The effects of Pontiac's War were long-lasting. Because the Proclamation officially recognized that indigenous people had certain rights to the lands they occupied, it has been called the Indians' "Bill of Rights," and still informs the relationship between the Canadian government and First Nations. For British colonists and land speculators, however, the Proclamation seemed to deny them the fruits of victory—western lands—that had been won in the war with France. The resentment which this created undermined colonial attachment to the Empire, contributing to the coming of the American Revolution. According to Colin Calloway, "Pontiac's Revolt was not the last American war for independence—American colonists launched a rather more successful effort a dozen years later, prompted in part by the measures the British government took to try to prevent another war like Pontiac's."

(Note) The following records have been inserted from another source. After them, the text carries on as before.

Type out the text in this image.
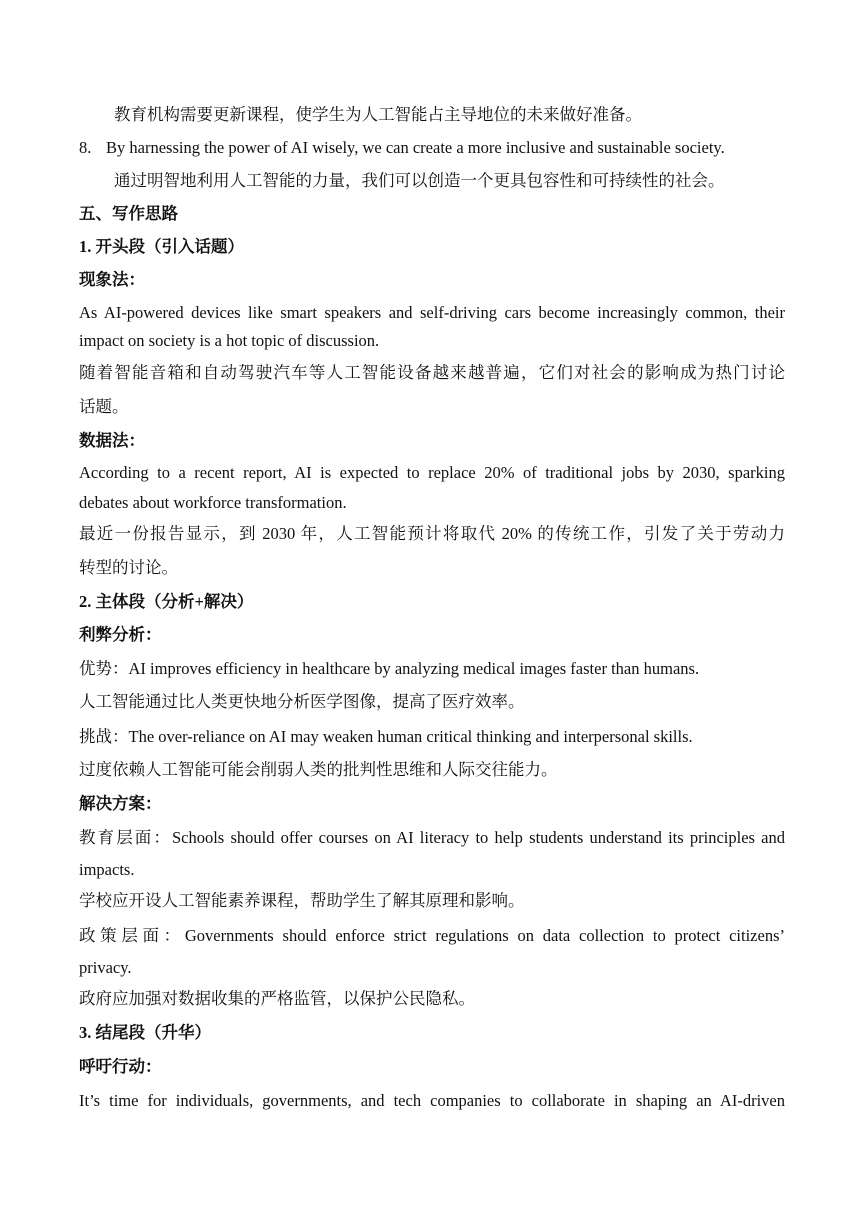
教育机构需要更新课程，使学生为人工智能占主导地位的未来做好准备。
8. By harnessing the power of AI wisely, we can create a more inclusive and sustainable society.
通过明智地利用人工智能的力量，我们可以创造一个更具包容性和可持续性的社会。
五、写作思路
1. 开头段（引入话题）
现象法：
As AI-powered devices like smart speakers and self-driving cars become increasingly common, their
impact on society is a hot topic of discussion.
随着智能音箱和自动驾驶汽车等人工智能设备越来越普遍，它们对社会的影响成为热门讨论
话题。
数据法：
According to a recent report, AI is expected to replace 20% of traditional jobs by 2030, sparking
debates about workforce transformation.
最近一份报告显示，到 2030 年，人工智能预计将取代 20% 的传统工作，引发了关于劳动力
转型的讨论。
2. 主体段（分析+解决）
利弊分析：
优势：AI improves efficiency in healthcare by analyzing medical images faster than humans.
人工智能通过比人类更快地分析医学图像，提高了医疗效率。
挑战：The over-reliance on AI may weaken human critical thinking and interpersonal skills.
过度依赖人工智能可能会削弱人类的批判性思维和人际交往能力。
解决方案：
教育层面：Schools should offer courses on AI literacy to help students understand its principles and
impacts.
学校应开设人工智能素养课程，帮助学生了解其原理和影响。
政策层面：Governments should enforce strict regulations on data collection to protect citizens’
privacy.
政府应加强对数据收集的严格监管，以保护公民隐私。
3. 结尾段（升华）
呼吁行动：
It’s time for individuals, governments, and tech companies to collaborate in shaping an AI-driven
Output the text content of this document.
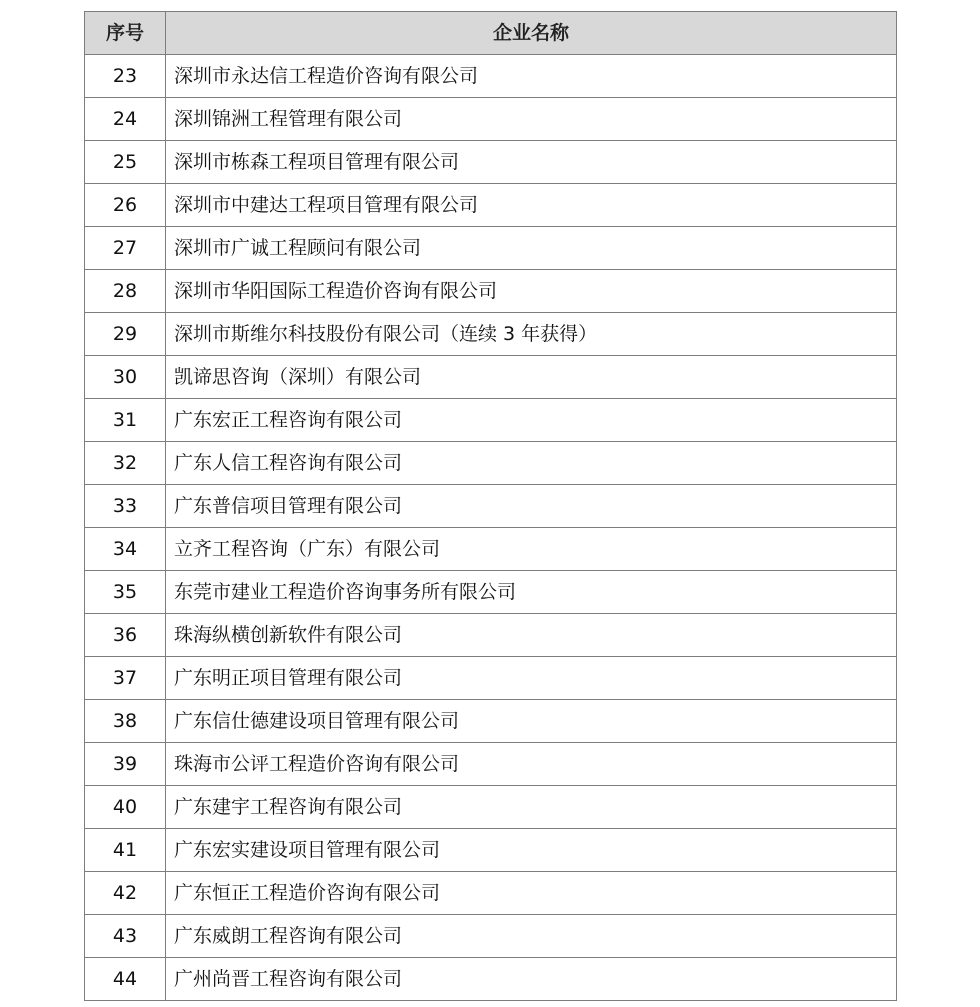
序号	企业名称
23	深圳市永达信工程造价咨询有限公司
24	深圳锦洲工程管理有限公司
25	深圳市栋森工程项目管理有限公司
26	深圳市中建达工程项目管理有限公司
27	深圳市广诚工程顾问有限公司
28	深圳市华阳国际工程造价咨询有限公司
29	深圳市斯维尔科技股份有限公司（连续 3 年获得）
30	凯谛思咨询（深圳）有限公司
31	广东宏正工程咨询有限公司
32	广东人信工程咨询有限公司
33	广东普信项目管理有限公司
34	立齐工程咨询（广东）有限公司
35	东莞市建业工程造价咨询事务所有限公司
36	珠海纵横创新软件有限公司
37	广东明正项目管理有限公司
38	广东信仕德建设项目管理有限公司
39	珠海市公评工程造价咨询有限公司
40	广东建宇工程咨询有限公司
41	广东宏实建设项目管理有限公司
42	广东恒正工程造价咨询有限公司
43	广东威朗工程咨询有限公司
44	广州尚晋工程咨询有限公司
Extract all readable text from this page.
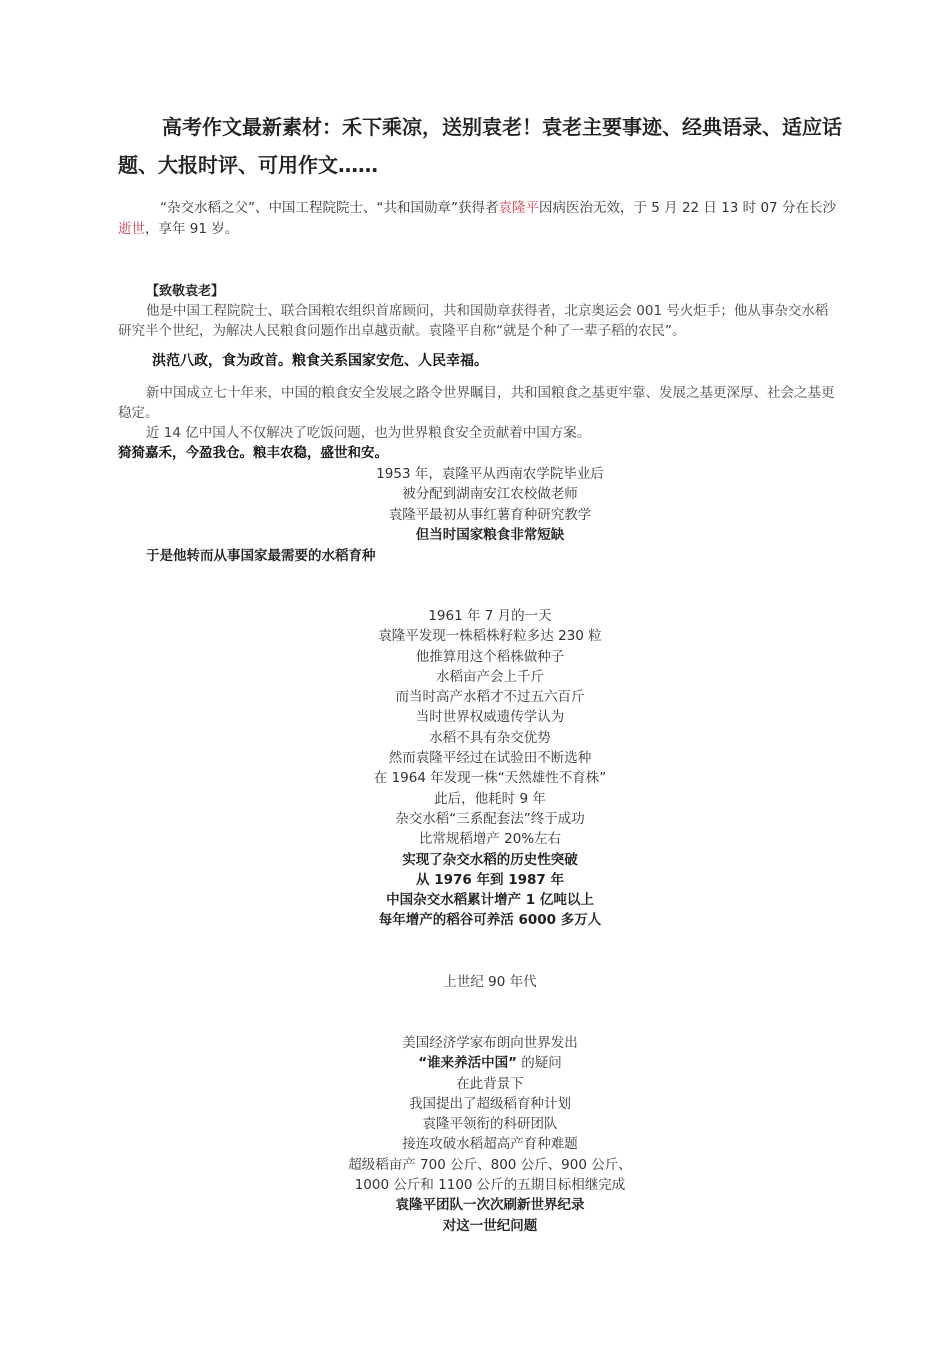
高考作文最新素材：禾下乘凉，送别袁老！袁老主要事迹、经典语录、适应话题、大报时评、可用作文……

“杂交水稻之父”、中国工程院院士、“共和国勋章”获得者袁隆平因病医治无效，于 5 月 22 日 13 时 07 分在长沙逝世，享年 91 岁。

【致敬袁老】

他是中国工程院院士、联合国粮农组织首席顾问，共和国勋章获得者，北京奥运会 001 号火炬手；他从事杂交水稻研究半个世纪，为解决人民粮食问题作出卓越贡献。袁隆平自称“就是个种了一辈子稻的农民”。

洪范八政，食为政首。粮食关系国家安危、人民幸福。

新中国成立七十年来，中国的粮食安全发展之路令世界瞩目，共和国粮食之基更牢靠、发展之基更深厚、社会之基更稳定。

近 14 亿中国人不仅解决了吃饭问题，也为世界粮食安全贡献着中国方案。

猗猗嘉禾，今盈我仓。粮丰农稳，盛世和安。

1953 年，袁隆平从西南农学院毕业后
被分配到湖南安江农校做老师
袁隆平最初从事红薯育种研究教学
但当时国家粮食非常短缺

于是他转而从事国家最需要的水稻育种

1961 年 7 月的一天
袁隆平发现一株稻株籽粒多达 230 粒
他推算用这个稻株做种子
水稻亩产会上千斤
而当时高产水稻才不过五六百斤
当时世界权威遗传学认为
水稻不具有杂交优势
然而袁隆平经过在试验田不断选种
在 1964 年发现一株“天然雄性不育株”
此后，他耗时 9 年
杂交水稻“三系配套法”终于成功
比常规稻增产 20%左右
实现了杂交水稻的历史性突破
从 1976 年到 1987 年
中国杂交水稻累计增产 1 亿吨以上
每年增产的稻谷可养活 6000 多万人
上世纪 90 年代
美国经济学家布朗向世界发出
“谁来养活中国” 的疑问
在此背景下
我国提出了超级稻育种计划
袁隆平领衔的科研团队
接连攻破水稻超高产育种难题
超级稻亩产 700 公斤、800 公斤、900 公斤、
1000 公斤和 1100 公斤的五期目标相继完成
袁隆平团队一次次刷新世界纪录
对这一世纪问题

For American Indians, Pontiac's War demonstrated the possibilities of pan-tribal cooperation in resisting Anglo-American colonial expansion. Although the conflict divided tribes and villages, the war also saw the first extensive multi-tribal resistance to European colonization in North America, and the first war between Europeans and American Indians that did not end in complete defeat for the Indians. The Proclamation of 1763 ultimately did not prevent British colonists and land speculators from expanding westward, and so Indians found it necessary to form new resistance movements. Beginning with conferences hosted by Shawnees in 1767, in the following decades leaders such as Joseph Brant, Alexander McGillivray, Blue Jacket, and Tecumseh would attempt to forge confederacies that would revive the resistance efforts of Pontiac's War.
After the failure to capture Fort Detroit in 1763, Pontiac withdrew to the Illinois Country, where he continued to encourage militant resistance to British occupation. Although the British had successfully pacified the uprising in the Ohio Country, British military dominance was tenuous, and they decided to negotiate with the troublesome Ottawa leader. Pontiac met with the British superintendent of Indian affairs Sir William Johnson on July 25, 1766, at Oswego, New York, and formally ended hostilities.
This attention paid to Pontiac by the British Crown encouraged him to assert more power among the Indians of the region than he actually possessed. Local rivalries flared up, and in 1768 he was forced to leave his Ottawa village on the Maumee River. Returning to the Illinois Country, Pontiac was murdered on April 20, 1769, at the French village of Cahokia (nearly opposite St. Louis, Missouri) by a Peoria Indian, perhaps in retaliation for an earlier attack by Pontiac. According to a story recorded by historian Francis Parkman in The Conspiracy of Pontiac (1851), a terrible war of retaliation against the Peorias resulted from Pontiac's murder. Although this legend is still sometimes repeated, there is no evidence that there were any reprisals for Pontiac's murder.
The city of Pontiac, Michigan was named for him, as well as cities in Illinois and Quebec. Pontiac is also the name of a popular General Motors automobile brand.
His great-nephew was Shabbona (1775 – 1859), who became chief of the Potawatomi tribe in Illinois.